LAKE OCONEE — Have you ever been playing golf, tennis, running or working in the yard and had that tight “pulling feeling” in the back of your leg?
What you’re feeling is tightness in a group of muscles commonly known as the hamstrings. The hamstring muscles are a group of four muscles that are located on the back part of the thigh. They are attached to the bottom portion of the pelvis at one end and then to the tibia and fibula right below the knee. The hamstring muscles are one of the few muscle groups in the body that cross two separate joints (hip and knee), which allows them to help in the movement of both joints. This makes the hamstrings an extremely important group of muscles, but also makes them muscles that can be pulled or strained easily.

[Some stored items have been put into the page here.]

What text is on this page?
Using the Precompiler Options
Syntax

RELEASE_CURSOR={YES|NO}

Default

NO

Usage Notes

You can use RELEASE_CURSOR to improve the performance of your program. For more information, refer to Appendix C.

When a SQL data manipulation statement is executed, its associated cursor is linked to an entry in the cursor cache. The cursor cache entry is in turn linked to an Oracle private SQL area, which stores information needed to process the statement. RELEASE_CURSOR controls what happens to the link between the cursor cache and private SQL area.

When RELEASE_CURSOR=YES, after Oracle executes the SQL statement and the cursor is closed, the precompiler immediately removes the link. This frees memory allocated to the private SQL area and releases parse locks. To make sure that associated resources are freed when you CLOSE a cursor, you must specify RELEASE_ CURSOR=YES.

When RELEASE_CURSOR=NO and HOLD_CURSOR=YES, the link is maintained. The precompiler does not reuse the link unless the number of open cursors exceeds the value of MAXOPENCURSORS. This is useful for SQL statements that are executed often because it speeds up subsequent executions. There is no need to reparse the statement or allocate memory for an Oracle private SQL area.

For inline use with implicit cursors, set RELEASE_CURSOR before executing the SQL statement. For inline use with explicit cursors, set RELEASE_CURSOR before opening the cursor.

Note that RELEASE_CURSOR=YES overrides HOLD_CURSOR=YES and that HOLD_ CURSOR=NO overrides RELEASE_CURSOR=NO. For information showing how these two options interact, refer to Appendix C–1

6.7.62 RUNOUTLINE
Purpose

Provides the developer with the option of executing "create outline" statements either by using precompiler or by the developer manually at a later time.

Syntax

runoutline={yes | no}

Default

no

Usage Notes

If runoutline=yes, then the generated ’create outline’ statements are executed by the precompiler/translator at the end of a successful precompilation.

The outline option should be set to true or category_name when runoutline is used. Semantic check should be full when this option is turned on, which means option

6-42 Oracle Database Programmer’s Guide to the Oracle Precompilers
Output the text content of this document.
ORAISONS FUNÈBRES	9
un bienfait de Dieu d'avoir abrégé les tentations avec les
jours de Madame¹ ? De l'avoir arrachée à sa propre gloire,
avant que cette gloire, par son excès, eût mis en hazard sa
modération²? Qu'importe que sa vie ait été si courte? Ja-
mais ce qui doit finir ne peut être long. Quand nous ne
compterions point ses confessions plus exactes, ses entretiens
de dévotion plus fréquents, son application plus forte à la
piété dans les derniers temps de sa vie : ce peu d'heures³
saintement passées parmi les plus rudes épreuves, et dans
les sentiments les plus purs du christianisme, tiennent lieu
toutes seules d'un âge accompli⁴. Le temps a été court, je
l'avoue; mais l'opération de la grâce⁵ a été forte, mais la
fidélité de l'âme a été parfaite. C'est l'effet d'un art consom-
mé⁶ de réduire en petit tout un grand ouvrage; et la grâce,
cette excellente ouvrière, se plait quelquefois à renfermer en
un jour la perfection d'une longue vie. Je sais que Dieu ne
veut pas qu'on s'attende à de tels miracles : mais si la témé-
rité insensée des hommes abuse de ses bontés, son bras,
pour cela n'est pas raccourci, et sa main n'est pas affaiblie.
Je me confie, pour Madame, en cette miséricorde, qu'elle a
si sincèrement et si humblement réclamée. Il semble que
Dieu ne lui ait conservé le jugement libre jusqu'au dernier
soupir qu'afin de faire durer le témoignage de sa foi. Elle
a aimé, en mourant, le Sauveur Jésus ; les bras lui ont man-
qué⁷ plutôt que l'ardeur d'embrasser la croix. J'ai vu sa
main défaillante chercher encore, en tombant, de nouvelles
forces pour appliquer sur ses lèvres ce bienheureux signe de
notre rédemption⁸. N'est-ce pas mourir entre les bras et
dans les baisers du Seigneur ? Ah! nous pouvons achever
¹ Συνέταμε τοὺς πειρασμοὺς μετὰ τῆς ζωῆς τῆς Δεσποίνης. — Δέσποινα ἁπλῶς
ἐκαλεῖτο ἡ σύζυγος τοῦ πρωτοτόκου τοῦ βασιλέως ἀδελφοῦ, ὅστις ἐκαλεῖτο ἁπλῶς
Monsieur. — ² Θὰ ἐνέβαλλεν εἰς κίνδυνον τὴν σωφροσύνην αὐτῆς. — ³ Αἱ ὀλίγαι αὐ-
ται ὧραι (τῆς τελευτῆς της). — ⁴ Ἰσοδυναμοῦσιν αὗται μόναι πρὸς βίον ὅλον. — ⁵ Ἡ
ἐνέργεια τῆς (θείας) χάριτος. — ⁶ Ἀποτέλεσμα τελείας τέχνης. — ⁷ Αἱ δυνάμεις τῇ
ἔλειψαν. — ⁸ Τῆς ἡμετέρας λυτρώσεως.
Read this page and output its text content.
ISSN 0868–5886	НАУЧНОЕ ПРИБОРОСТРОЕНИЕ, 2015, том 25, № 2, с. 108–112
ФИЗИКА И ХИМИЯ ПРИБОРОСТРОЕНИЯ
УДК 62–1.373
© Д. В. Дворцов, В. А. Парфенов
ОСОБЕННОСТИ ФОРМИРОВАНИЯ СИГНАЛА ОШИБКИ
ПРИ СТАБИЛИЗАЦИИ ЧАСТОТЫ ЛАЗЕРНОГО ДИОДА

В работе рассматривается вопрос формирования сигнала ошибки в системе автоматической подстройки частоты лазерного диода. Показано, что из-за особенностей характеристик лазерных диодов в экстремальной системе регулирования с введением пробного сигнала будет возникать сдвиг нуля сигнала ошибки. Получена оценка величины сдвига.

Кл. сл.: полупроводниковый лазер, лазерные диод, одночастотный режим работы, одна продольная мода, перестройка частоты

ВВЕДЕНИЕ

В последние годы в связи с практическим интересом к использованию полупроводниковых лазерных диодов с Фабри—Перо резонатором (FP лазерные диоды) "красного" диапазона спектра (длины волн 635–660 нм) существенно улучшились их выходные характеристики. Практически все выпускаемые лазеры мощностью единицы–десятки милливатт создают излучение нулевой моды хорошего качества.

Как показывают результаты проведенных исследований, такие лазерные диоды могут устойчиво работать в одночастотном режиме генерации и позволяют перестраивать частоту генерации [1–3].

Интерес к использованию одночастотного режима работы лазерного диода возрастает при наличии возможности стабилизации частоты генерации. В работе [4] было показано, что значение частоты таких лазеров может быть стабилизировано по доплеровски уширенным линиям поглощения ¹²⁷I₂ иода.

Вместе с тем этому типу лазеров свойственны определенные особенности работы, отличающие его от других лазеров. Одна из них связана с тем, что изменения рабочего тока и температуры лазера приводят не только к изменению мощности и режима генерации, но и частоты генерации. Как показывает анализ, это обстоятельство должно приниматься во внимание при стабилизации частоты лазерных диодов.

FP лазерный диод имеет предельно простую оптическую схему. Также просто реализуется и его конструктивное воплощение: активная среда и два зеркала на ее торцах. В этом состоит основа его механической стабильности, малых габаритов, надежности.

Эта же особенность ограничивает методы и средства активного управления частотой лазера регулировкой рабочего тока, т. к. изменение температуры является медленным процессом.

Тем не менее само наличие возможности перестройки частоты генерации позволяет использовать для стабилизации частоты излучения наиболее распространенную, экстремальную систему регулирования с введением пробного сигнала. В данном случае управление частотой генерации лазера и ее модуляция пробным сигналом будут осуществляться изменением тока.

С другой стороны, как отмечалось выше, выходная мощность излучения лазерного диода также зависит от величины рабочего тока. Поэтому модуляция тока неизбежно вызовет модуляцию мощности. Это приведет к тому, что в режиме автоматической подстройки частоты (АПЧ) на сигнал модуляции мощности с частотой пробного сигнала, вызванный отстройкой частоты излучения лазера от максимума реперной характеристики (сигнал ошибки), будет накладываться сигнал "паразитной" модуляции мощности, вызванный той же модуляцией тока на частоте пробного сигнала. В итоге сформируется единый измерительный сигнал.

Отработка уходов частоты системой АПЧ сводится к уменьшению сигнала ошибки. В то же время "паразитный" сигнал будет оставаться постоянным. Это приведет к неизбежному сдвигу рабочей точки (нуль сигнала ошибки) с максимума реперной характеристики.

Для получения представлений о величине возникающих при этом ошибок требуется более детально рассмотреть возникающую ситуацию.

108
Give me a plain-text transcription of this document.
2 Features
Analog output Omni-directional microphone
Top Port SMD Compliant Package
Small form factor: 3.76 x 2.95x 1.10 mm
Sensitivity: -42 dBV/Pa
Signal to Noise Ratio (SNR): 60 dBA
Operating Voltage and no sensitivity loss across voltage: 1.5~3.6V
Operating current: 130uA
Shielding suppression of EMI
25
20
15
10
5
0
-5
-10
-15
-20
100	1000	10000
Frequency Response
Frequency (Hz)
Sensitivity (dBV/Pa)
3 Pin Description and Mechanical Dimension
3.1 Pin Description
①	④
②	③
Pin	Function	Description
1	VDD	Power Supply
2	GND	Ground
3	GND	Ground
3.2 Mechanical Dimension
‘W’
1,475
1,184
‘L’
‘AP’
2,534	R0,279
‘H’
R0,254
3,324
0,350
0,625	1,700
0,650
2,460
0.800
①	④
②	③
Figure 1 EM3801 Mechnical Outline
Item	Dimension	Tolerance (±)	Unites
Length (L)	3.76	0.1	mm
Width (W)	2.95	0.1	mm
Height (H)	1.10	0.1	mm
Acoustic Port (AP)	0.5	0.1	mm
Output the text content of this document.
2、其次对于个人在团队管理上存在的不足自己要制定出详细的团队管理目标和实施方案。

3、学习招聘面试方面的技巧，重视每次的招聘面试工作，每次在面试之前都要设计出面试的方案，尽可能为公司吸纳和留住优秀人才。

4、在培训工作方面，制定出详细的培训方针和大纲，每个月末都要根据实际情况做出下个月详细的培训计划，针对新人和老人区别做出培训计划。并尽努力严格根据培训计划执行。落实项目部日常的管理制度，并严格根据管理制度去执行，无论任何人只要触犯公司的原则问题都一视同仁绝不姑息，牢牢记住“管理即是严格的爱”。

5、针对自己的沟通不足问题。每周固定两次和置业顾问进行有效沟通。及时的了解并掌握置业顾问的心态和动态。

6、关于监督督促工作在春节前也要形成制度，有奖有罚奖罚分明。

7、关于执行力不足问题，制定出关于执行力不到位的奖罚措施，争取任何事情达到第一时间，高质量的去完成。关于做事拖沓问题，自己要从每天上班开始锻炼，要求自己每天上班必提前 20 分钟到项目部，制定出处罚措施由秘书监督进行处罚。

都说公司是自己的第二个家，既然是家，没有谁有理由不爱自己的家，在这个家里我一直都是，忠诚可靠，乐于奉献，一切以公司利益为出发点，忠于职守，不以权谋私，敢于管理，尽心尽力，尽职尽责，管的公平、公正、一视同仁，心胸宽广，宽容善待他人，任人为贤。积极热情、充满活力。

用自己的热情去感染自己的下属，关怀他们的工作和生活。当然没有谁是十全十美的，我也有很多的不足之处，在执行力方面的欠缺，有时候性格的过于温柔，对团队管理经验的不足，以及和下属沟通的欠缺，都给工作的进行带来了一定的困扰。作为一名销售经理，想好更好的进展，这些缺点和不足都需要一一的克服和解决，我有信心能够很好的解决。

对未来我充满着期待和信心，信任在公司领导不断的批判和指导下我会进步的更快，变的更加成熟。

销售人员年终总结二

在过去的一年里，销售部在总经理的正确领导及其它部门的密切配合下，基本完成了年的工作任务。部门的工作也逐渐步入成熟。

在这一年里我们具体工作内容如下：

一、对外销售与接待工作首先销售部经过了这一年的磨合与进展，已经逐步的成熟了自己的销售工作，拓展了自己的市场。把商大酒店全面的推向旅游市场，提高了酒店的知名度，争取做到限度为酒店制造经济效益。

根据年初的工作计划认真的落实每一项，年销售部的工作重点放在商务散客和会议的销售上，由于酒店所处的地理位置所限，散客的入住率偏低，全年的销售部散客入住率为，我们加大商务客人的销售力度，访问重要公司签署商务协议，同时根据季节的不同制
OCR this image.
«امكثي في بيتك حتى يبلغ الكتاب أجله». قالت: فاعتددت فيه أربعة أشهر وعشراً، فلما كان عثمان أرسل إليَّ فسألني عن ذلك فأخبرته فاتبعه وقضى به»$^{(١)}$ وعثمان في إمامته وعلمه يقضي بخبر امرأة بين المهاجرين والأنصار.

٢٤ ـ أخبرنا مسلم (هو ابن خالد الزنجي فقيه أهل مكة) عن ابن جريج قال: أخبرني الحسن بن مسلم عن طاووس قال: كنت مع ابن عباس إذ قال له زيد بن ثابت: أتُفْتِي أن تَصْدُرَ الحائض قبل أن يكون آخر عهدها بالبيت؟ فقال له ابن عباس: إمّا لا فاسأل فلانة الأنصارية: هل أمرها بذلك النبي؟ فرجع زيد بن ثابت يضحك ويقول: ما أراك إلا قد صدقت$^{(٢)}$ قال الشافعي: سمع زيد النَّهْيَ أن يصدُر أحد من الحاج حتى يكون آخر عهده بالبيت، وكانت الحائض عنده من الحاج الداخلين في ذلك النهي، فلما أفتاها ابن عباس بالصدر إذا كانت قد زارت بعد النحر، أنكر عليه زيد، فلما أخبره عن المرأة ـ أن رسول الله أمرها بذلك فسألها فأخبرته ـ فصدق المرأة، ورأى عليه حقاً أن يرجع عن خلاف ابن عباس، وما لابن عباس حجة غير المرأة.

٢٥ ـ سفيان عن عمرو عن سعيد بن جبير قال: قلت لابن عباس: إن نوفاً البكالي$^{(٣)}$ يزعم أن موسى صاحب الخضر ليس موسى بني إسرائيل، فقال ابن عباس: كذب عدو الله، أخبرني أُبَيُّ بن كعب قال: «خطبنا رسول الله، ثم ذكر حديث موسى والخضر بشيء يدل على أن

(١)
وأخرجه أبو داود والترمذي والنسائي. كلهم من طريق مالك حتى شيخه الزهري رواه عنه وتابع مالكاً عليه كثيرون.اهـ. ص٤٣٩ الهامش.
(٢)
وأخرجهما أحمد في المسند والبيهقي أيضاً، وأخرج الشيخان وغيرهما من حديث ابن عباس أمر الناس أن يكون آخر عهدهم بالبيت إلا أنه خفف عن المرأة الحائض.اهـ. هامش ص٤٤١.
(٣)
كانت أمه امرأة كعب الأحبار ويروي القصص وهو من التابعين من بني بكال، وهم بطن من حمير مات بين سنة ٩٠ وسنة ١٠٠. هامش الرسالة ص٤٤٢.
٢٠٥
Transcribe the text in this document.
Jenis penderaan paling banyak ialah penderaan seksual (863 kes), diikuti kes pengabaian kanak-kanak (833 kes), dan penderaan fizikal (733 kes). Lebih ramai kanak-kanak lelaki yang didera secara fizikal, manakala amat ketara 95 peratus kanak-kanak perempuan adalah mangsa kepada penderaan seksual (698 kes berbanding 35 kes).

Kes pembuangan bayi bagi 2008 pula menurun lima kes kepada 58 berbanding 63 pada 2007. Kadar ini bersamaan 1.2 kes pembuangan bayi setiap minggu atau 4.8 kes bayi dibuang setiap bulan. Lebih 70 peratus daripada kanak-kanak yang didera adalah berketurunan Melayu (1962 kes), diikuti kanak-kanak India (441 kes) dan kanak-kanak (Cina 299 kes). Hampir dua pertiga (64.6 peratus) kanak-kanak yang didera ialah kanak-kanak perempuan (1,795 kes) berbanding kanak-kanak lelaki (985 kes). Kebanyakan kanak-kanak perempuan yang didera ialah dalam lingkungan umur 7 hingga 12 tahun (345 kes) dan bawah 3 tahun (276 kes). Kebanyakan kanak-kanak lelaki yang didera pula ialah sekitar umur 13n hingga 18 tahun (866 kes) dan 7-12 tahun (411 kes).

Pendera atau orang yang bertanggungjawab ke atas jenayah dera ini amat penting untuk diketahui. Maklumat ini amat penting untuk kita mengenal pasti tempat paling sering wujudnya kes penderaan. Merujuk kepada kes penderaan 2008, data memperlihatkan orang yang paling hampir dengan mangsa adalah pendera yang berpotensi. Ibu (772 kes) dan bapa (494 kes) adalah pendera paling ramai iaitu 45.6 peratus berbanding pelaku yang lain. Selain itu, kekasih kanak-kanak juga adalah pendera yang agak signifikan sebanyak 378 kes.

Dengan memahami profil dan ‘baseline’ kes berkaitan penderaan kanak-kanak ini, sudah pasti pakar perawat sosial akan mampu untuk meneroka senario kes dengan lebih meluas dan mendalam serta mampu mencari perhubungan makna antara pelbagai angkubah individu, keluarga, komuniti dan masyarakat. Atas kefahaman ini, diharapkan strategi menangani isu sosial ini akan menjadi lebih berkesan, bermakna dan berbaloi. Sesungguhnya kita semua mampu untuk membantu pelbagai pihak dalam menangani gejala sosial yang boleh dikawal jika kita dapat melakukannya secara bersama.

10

Many people, especially men, have very tight hamstrings. Most have had this problem for a very long time, if not since childhood. Oftentimes, these individuals have tried for many years to do specific stretching exercises to decrease the tightness in the hamstrings, but unfortunately have met with little success. While it makes sense to stretch a muscle that is tight, hamstring stretching doesn’t always address the main problem. In the case of tight hamstrings, the muscle “tightness” is the result of the body trying to compensate for another muscle that is weakened.
When it comes to the hamstring muscles, I find in nine out of 10 cases, the tightness is due to the patient having very weak glutes (buttock muscles). The glutes are a major stabilizer of the pelvis, so if they are weakened and not working properly then other muscles associated with the pelvis must work overtime in order to maintain pelvic stability. Because of the hamstrings’ attachment to the bottom of the pelvis, and it being such a large muscle group, the hamstrings are most commonly the muscles “recruited” by the body to help stabilize the pelvis. Thus, the hamstrings become taut and tight for a reason. If we try to remedy the problem by just stretching the hamstrings, we find it’s like having your foot on the gas pedal and brake at the same time — you are doing a lot of work and the engine is revving, but you are not really getting anywhere.
In these cases, rather than emphasizing hamstring stretches, I always recommend strengthening the weak muscles (in this case the glutes) first. This allows the pelvis to have the proper stability without having to “recruit” the hamstrings for a job they were not necessarily designed to do. As the glute muscles become stronger, the hamstrings will start to become elongated and less tight without directly stretching them. Once this happens, I then suggest incorporating some specific hamstring stretches into the workout because the pelvis has been stabilized and the body is now much more receptive to the hamstring stretches.
The next time you feel that pull in the back of your leg and think all you need to do is just “a few simple hamstring stretches,” you might want to consider strengthening the glutes instead. Of course every individual is different, and when it comes to the body it is very hard to speak in generalities. So if you have a specific injury or problem area, and are not sure what should be done, then speak with a professional. The one approach that can be worse than not doing anything at all is doing something wrong and creating further damage.